In February 1925, construction began. On Dec. 31, the Vinoy opened with Jazz Age fanfare. Though records are sketchy — a lot of history was lost during the years the hotel was closed — Hemingway and Fitzgerald most likely laid heads upon soft pillows. Babe Ruth certainly did. So did the polar explorer Richard Byrd. Calvin Coolidge was the first president to stay at the hotel.
"How did you like your supper, sir?" asked the elevator operator one evening.
"It was a little too rich for my tastes," reported the meat-and-potatoes prez.
"You're welcome to eat with us in the employees cafeteria," the elevator man said.

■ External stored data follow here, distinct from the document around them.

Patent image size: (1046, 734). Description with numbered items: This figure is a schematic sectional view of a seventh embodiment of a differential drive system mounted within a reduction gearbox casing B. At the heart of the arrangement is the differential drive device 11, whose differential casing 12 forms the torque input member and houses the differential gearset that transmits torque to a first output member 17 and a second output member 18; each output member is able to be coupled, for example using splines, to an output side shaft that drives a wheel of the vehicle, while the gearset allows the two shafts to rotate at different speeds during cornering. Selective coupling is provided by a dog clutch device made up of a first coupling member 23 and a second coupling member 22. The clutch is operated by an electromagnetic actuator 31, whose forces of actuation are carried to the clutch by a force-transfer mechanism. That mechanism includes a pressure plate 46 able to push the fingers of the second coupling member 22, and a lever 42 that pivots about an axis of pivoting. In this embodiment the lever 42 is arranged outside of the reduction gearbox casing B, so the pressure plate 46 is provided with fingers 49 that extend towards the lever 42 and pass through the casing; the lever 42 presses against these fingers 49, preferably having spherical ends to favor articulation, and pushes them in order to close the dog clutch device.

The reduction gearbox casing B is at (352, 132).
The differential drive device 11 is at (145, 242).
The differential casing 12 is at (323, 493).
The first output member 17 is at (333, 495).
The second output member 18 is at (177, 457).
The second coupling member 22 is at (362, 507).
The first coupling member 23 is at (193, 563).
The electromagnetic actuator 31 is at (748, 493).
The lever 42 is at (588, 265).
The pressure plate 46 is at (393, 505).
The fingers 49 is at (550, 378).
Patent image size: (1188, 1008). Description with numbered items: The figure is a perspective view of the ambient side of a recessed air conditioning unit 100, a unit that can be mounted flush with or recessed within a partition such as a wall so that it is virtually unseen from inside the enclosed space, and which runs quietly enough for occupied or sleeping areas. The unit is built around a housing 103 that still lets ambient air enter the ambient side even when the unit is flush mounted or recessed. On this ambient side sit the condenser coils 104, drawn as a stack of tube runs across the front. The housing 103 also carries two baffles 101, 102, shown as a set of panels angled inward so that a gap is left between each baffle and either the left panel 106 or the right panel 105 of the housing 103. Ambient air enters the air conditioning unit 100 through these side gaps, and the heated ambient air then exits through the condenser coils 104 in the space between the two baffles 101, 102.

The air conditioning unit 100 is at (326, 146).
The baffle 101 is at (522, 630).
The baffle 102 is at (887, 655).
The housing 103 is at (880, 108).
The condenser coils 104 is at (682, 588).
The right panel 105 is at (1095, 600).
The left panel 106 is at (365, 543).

"And he did,'' says Normile. "He took all his meals with the hotel employees.''
The Depression hit Florida hard, but the Vinoy did fine until World War II, when even the rich felt guilty about expensive vacations. In 1942, Laughner leased his hotel to the military. Soldiers trained on city streets and sometimes slept on Spa Beach. Mostly they wrecked the hotel. When the war ended, Laughner sold it to Charles Alberding for $700,000, taking a $2.8 million loss on his investment. The Vinoy didn't recover from the war; even $7 rooms failed to entice customers. Finally it closed. One wing fell victim to the wrecker's ball. Expensive furnishings were lost, stolen or vandalized.
For a decade, big plans to reopen the hotel surfaced and then sank. In 1989, St. Petersburg residents voted to allow the leasing of underwater land in the adjacent basin for boat slips. A hotel chain liked the idea of having a marina and struck a deal. Construction and repairs began on the old hotel in 1990.

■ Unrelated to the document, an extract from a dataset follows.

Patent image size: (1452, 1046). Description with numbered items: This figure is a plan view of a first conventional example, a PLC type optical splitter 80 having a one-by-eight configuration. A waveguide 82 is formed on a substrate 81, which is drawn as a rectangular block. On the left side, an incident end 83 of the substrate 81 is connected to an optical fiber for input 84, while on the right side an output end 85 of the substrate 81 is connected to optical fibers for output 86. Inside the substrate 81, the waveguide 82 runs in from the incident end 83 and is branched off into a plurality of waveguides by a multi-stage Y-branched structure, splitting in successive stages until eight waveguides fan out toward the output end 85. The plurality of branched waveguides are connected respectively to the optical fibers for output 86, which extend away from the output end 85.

Developers installed 34,000 yards of carpet, 10,000 yards of upholstery and 17,000 yards of draperies. Its 350 rooms got 8,700 new washcloths, 6,000 towels and 6,000 pillowcases. The dining room received 66,000 pieces of silver, china and glassware. In 1992, the Stouffer Vinoy Resort reopened after a $90 million renovation.

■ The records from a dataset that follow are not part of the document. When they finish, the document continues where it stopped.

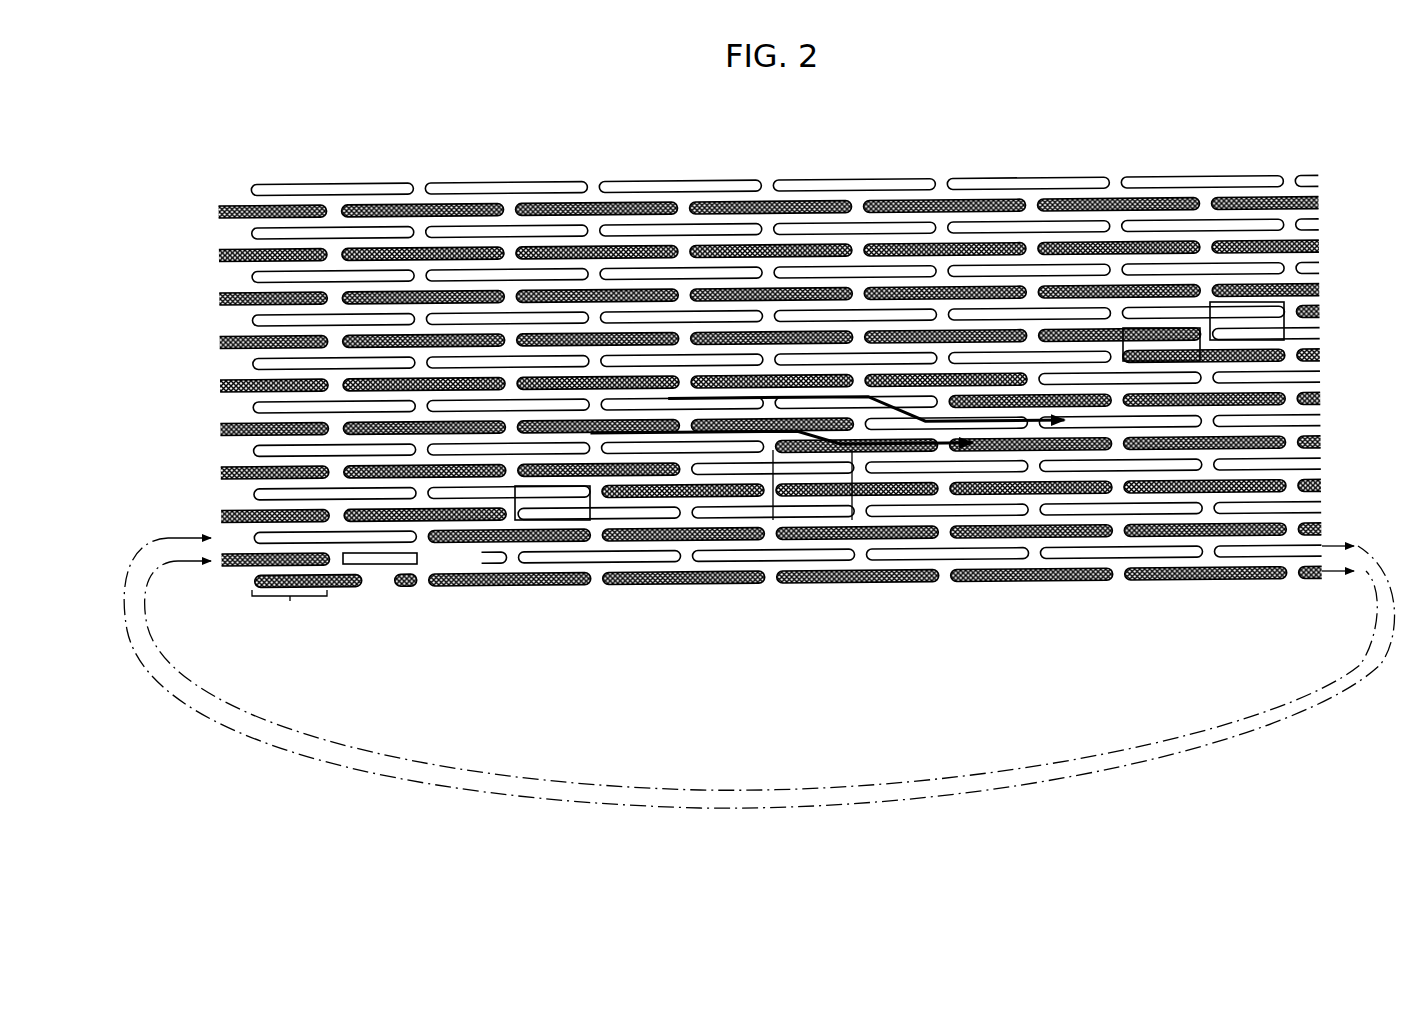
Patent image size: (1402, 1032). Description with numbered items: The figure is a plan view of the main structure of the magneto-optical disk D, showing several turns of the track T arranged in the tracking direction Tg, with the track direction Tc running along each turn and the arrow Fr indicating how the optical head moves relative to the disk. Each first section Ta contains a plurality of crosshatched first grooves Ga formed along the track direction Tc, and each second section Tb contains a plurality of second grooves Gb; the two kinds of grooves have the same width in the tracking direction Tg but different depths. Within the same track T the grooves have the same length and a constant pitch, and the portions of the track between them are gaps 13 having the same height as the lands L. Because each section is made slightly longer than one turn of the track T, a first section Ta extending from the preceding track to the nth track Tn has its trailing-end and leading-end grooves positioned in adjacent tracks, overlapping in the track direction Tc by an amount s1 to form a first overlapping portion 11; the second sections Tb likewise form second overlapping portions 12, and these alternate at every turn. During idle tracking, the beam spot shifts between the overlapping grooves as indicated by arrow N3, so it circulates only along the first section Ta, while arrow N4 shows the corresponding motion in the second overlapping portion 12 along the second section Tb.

The first overlapping portion 11 is at (417, 559).
The second overlapping portion 12 is at (1160, 327).
The gap 13 is at (336, 258).
The magneto-optical disk D is at (356, 112).
The land L is at (482, 203).
The first groove Ga is at (273, 205).
The second groove Gb is at (325, 188).
The first section Ta is at (570, 420).
The second section Tb is at (482, 400).
The arrow N3 is at (685, 426).
The arrow N4 is at (670, 398).
The overlap amount s1 is at (850, 511).
The track T is at (1322, 352).
The nth track Tn is at (238, 453).
The head movement direction Fr is at (1020, 125).
The tracking direction Tg is at (990, 92).
The track direction Tc is at (992, 93).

Normile, who is 65, began leading tours in 1998. They are offered most days, cost $27 to $35, and include a meal and the possibility of spotting a celebrity. Politicians and authors stay at the Vinoy. Major League Baseball teams stay at the Vinoy. Garrison Keillor, on vacation from Lake Wobegon, was a recent visitor.
In 2005, a long-haired guest approached the concierge, Joanne Cherepon, and told her he was looking for a golf game. The guest's name was Vincent Furnier but the concierge knew him by his show business alias.
"My husband is going to play this afternoon, Mr. Furnier," the concierge said. "Do you want to play golf with him?"
The concierge called her husband, Gary.
"Do you want to play golf with Alice Cooper?" she asked.
"He did,'' Normile says. "On the way back from the golf course they stopped at McDonald's for hamburgers.''
• • •
On New Year's Eve, the hotel celebrates its 85th anniversary.
It now goes by a mouthful of a name, the Renaissance Vinoy Resort & Golf Club. But Aymer Vinoy Laughner would recognize his old place and most likely be delighted with a new-fangled invention: air-conditioning.
Nobody has to sweat anymore. Nobody needs to fret about tripping over an alligator in the basement or encountering a cockroach in the honeymoon suite. During the summer, it is possible to be bitten by a mosquito on the Vinoy veranda, but they no longer hatch from fetid pools in the Vinoy basement.
Unpleasant surprises? None, unless your checking account is overdrawn. A prime room during the winter tourist season goes for $369 per night.